Confession I have too many bits of almost meaningless paper which are only useful when it comes to filling in job applications. Tomorrow I get another such certificate, having the M Litt I found I had passed in the latter part of last year conferred upon me. I have to admit though I have a major sense of achievement about the one I’m getting tomorrow.
Durham is just another uni like all the others I’ve been to on many levels, but on another it has to be admitted that there is a difference between that institution and others I’ve been to, particularly those I first studied at. It’s mainly to do with the perceptions of others but its also to do with the type of intake they had as well as their ranking in the official assessment exercises and so on, particularly for Theology, my area of study.
For those who don’t know my story I was a sixth form drop out who left my A Level courses at school because I thought I was too thick to go to university.
Having gone and done my A Levels at evening class over one year each I got grades which weren’t wonderful, in fact Nene College, (now Uni of Northampton), was the only place that would take me to do a degree rather than an HND when I was frantically phoning round during clearing.
During what I describe as my “falling apart period” I went off to University of East London part time (one day a week) to do an MA, didn’t get the dissertation done and so ended up with a lower post-grad qualification. Part of the reason for the lack of dissertation on the first MA was I went off to Canterbury Christ Church to do my teaching qualification, and the actual logistics of preparing to move were a nightmare.
After a while teaching I got the study bug again and found myself at the University of Kent having been offered a place on a Theology course (again part time, one day a week), when I didn’t even really know what the subject entailed. Life didn’t quite go to plan and I got a promotion when I changed jobs and I had to do the second year of that one basically by email correspondence – but I got through.

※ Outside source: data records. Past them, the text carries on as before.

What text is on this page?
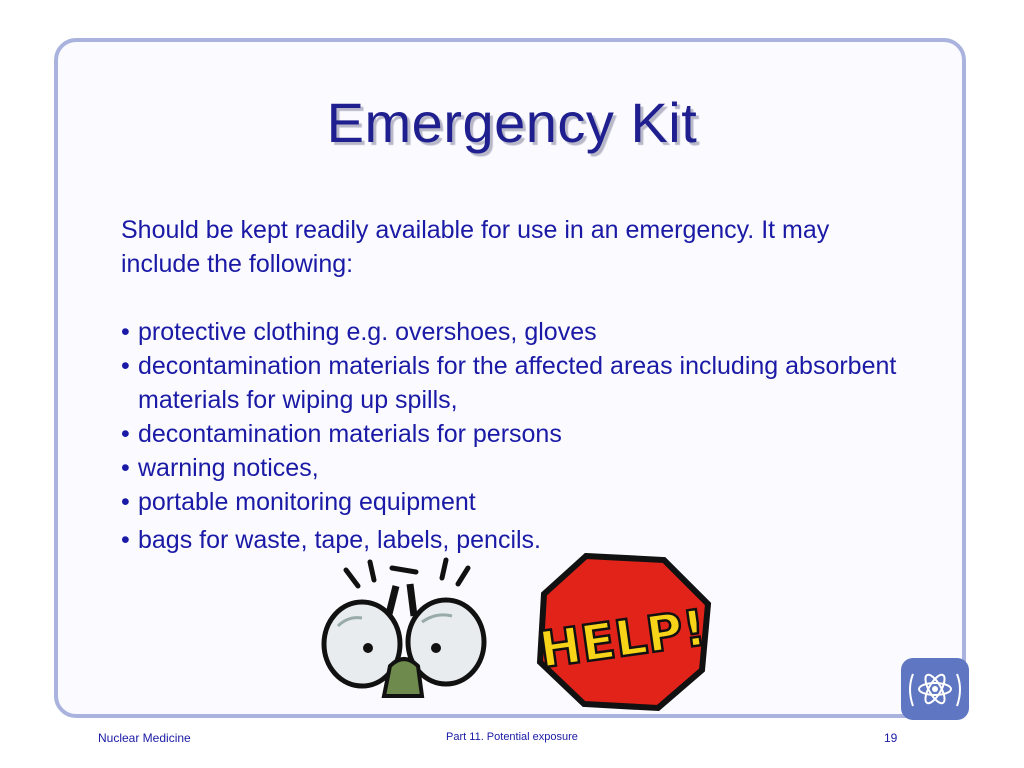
Emergency Kit

Should be kept readily available for use in an emergency. It may include the following:

• protective clothing e.g. overshoes, gloves
• decontamination materials for the affected areas including absorbent materials for wiping up spills,
• decontamination materials for persons
• warning notices,
• portable monitoring equipment
• bags for waste, tape, labels, pencils.
HELP!
Nuclear Medicine	Part 11. Potential exposure	19
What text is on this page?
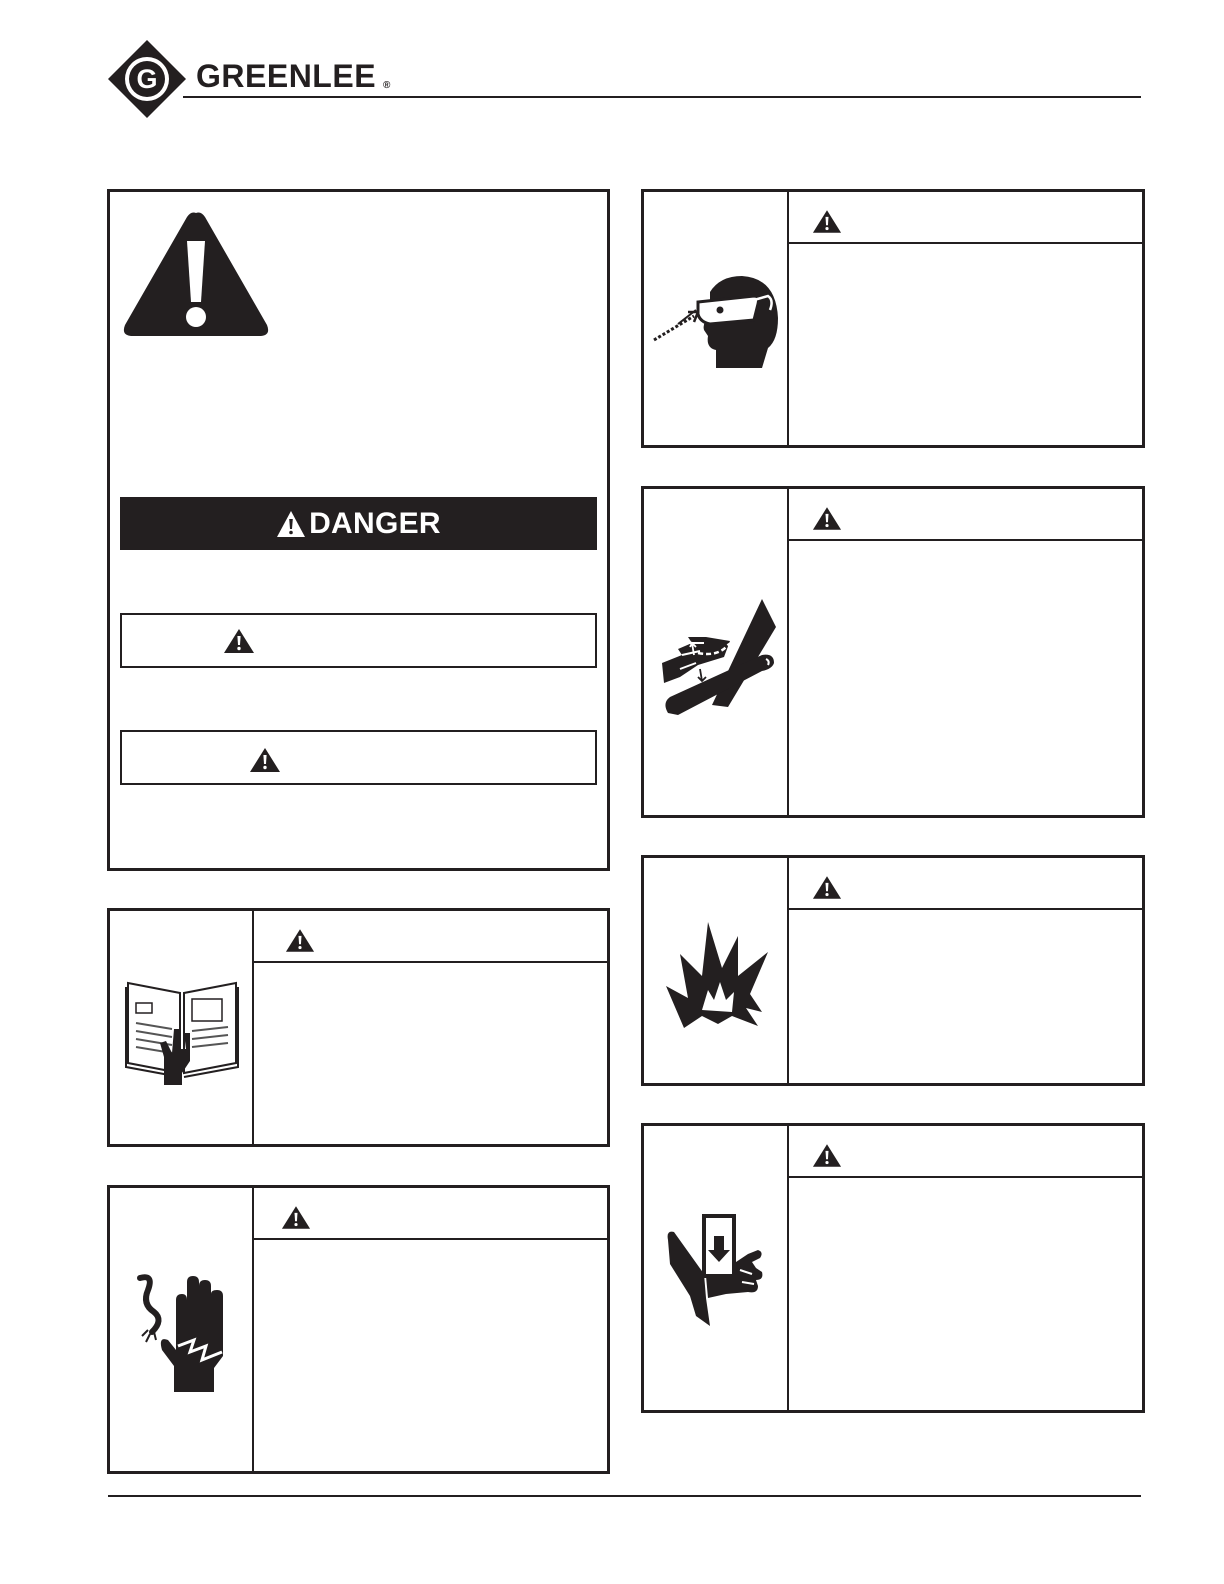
G GREENLEE ®
DANGER
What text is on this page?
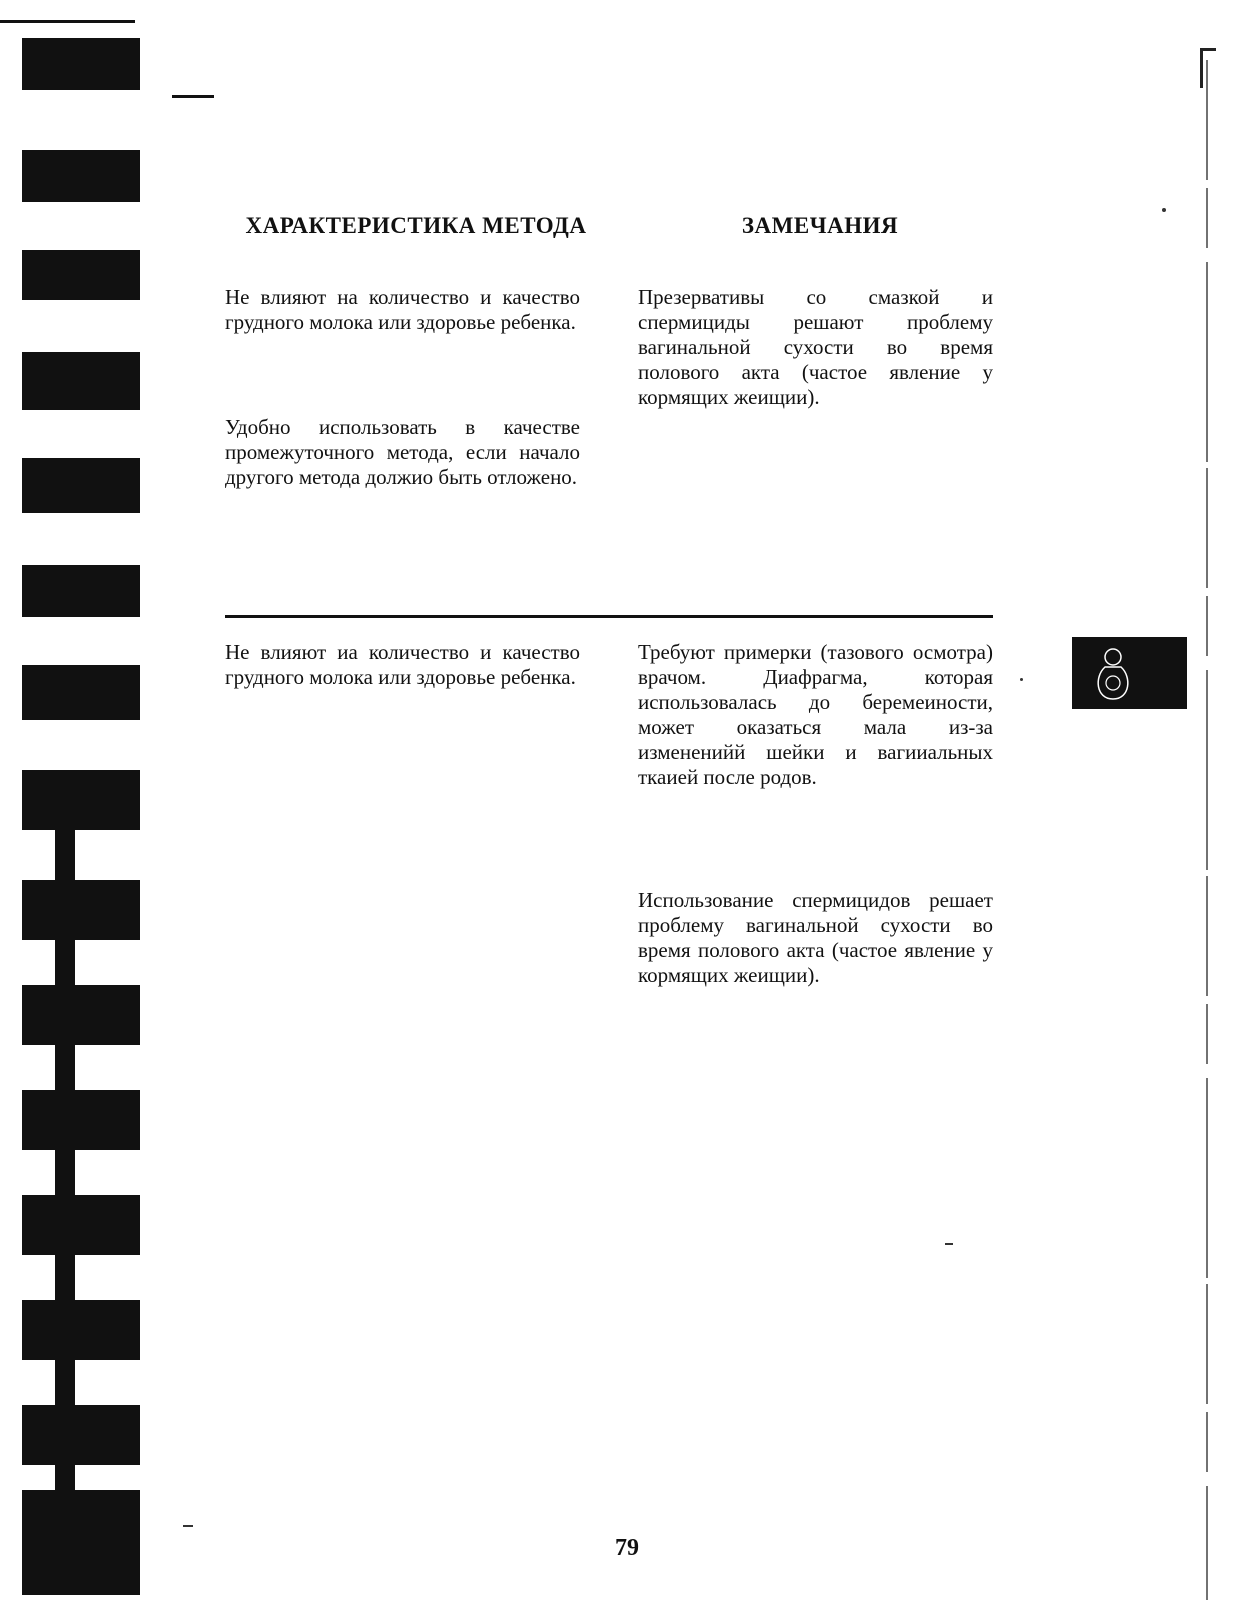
ХАРАКТЕРИСТИКА МЕТОДА	ЗАМЕЧАНИЯ
Не влияют на количество и качество грудного молока или здоровье ребенка.
Удобно использовать в качестве промежуточного метода, если начало другого метода должио быть отложено.
Презервативы со смазкой и спермициды решают проблему вагинальной сухости во время полового акта (частое явление у кормящих жеищии).
Не влияют иа количество и качество грудного молока или здоровье ребенка.
Требуют примерки (тазового осмотра) врачом. Диафрагма, которая использовалась до беремеиности, может оказаться мала из-за измененийй шейки и вагииальных ткаией после родов.
Использование спермицидов решает проблему вагинальной сухости во время полового акта (частое явление у кормящих жеищии).
79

Then, just when I thought studying was over, I got this urge that the right thing to do was give up my good job and head north to Durham in order to do M Litt research into the experience of single parents within evangelical churches.
It was crazy and I wouldn’t have got through without the support of friends and family particularly Karl who was a proof reader extraordinaire, including several wibsite people, at one point I was working 3 part time jobs as well as doing other stuff besides my study and being a single mum dealing with a teenager going through a rough time.
It’s important to add the role of family and friends was important through all whole academic journey. My mum, who died half way through my MA, was a particular source of support in her own slightly unique way.
Actually, I guess I should add in I was a single mum with main care of my daughter for 15 years in total and all the qualifications apart from my A Levels and first degree were whilst I was doing that job of being a single mum too. Oh and for those who don’t know and think my undergrad must have been without complication I had my daughter between my second and third years at uni. From when she was six weeks old I’d travel to Northampton from Ipswich on a Monday morning, returning home to husband and baby on Thursday evening.
Looking back on all that I realise that I deserve to be pleased when I graduate tomorrow, mine was not an easy or perhaps in that place “normal” route to this graduation – although I know enough about others to doubt there really is a “normal route” – but I got there.
So tomorrow I think it’s not out of order to say I am entitled to my sense of achievement as I attend what I am pretty sure will be the final graduation ceremony to give me a bit of paper.
I share that not just because I have that sense of achievement but also to encourage others who might be reading this who are progressing through courses in sometimes less than ideal circumstances, you can do it! I also want to highlight the way that people progress at different rates. Under the changes currently taking place in education I would have been labelled somewhat of a failure and may not have been able to develop later in the way I have. In fact with the new systems of funding for further education courses and undergraduate degrees and the cut backs to FE provision I am not sure I would have even managed my A Levels, that’s if I had made it through the Bac.
I also want to give my story as an example to show how the assumption that everybody who inhabits that academic bubble has no experience of “real life” is wrong. Behind everybody in a uni, of whatever sort, is a life story and as I’ve gone through I’ve found talking to those around me that very few of them have the ‘priviledged’ or ‘simple’ route to success which is often associated with them.